Right, because who do you know who isn’t in the market for a panda, zebra, and lion cub?
“Well, that is just darn disappointing, don’t you think?” Hmm. I wonder if that’s how Barbie really talks. I feel like I should speak all formal and serious-like when I’m pretending to be her. Because, you know, she’s been president and a pediatrician and probably homecoming queen. Jack-of-all-trades, that girl.
Ken nods. I walk to the door. “Well, thanks for letting me know!” I say, yanking the door open.
Ken doesn’t move, just stands there like a perfect man sculpture, staring at me. His back is to Ann, and I catch her looking down, studying his back and then his butt.
“Ann!” I whisper, and her eyes pop up and widen, then her cheeks turn red.
OMG, she is totally crushing on Ken. If only there was a way to get them together and send them riding off into the sunset on their trusty My Little Pony, I’d have it made.
“I thought we could go out tonight,” he says, his eyes flicking over to the open door. He knows I’m giving him the brush-off.

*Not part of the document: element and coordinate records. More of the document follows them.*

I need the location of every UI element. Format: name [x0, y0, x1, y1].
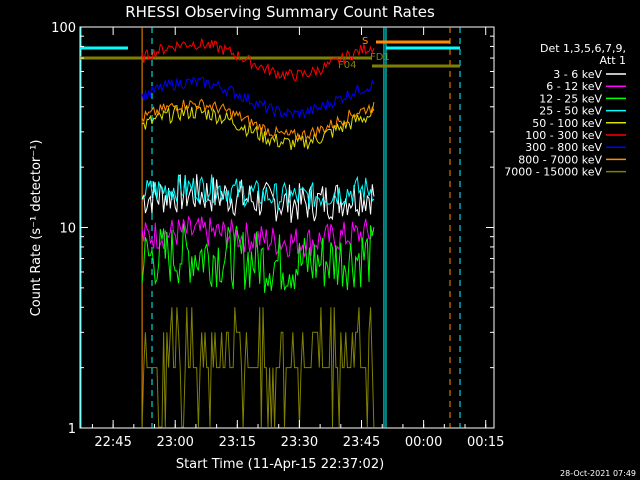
y-axis-label: Count Rate (s⁻¹ detector⁻¹) — [29, 140, 44, 317]
series-line — [141, 174, 375, 211]
legend-header: Att 1 — [600, 54, 626, 67]
legend-header: Det 1,3,5,6,7,9, — [540, 42, 626, 55]
legend-entry-label: 7000 - 15000 keV — [504, 166, 602, 179]
legend-entry-label: 50 - 100 keV — [532, 117, 602, 130]
legend-entry-label: 12 - 25 keV — [539, 92, 602, 105]
legend-entry-label: 800 - 7000 keV — [518, 153, 602, 166]
legend-entry-label: 25 - 50 keV — [539, 105, 602, 118]
annotation-label: F04 — [338, 60, 356, 71]
x-tick-label: 23:15 — [219, 435, 256, 450]
x-axis-label: Start Time (11-Apr-15 22:37:02) — [176, 457, 384, 472]
x-tick-label: 23:00 — [156, 435, 193, 450]
legend-entry-label: 3 - 6 keV — [553, 68, 602, 81]
legend-entry-label: 100 - 300 keV — [525, 129, 602, 142]
x-tick-label: 23:45 — [343, 435, 380, 450]
y-tick-label: 1 — [68, 422, 76, 437]
series-line — [141, 223, 375, 293]
series-line — [141, 307, 375, 428]
chart-title: RHESSI Observing Summary Count Rates — [125, 3, 435, 21]
axis-layer: 22:45 23:00 23:15 23:30 23:45 00:00 00:15 1 10 10… — [51, 21, 504, 450]
x-tick-label: 00:00 — [405, 435, 442, 450]
x-tick-label: 23:30 — [281, 435, 318, 450]
x-tick-label: 00:15 — [467, 435, 504, 450]
annotation-label: S — [362, 36, 368, 47]
footer-date: 28-Oct-2021 07:49 — [560, 469, 636, 478]
legend-entry-label: 6 - 12 keV — [546, 80, 602, 93]
y-tick-label: 100 — [51, 21, 76, 36]
series-line — [141, 98, 375, 141]
series-line — [141, 38, 375, 82]
legend-entry-label: 300 - 800 keV — [525, 141, 602, 154]
series-line — [141, 76, 375, 119]
x-tick-label: 22:45 — [94, 435, 131, 450]
annotation-label: FD1 — [370, 52, 390, 63]
series-line — [141, 104, 375, 150]
series-layer — [141, 38, 375, 428]
y-tick-label: 10 — [59, 222, 76, 237]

“Oh, well, you know. . . . ” No, obviously he doesn’t know, because I don’t either. I scramble to come up with some kind of excuse. “I was hoping you’d . . . fix the roof on the beach house,” I say.
He raises a brow. “I was just there last weekend. The roof is fine.”
I swallow. Ken is more perceptive than Ann, more . . . human-like. Ann is one crayon short of a full box, but Ken is harder to trick.
“Oh, you know, I’m just really busy with those, um, nursing-degree finals.”
“I thought you had decided on being a veterinarian?”
“Oh! Yeah, that’s what I meant. You know, it’s hard to keep it straight sometimes. So many careers, so little time.” I wave my hand around and try to use my body language to get him to move toward the door.
“I’ll go!” Ann says, bounding forward. “I have to get out of this house!” She throws her arms wide with a flourish, and her knuckles smack into the door. “Ow!” She shakes her hand and kind of jumps up and down as she howls a little.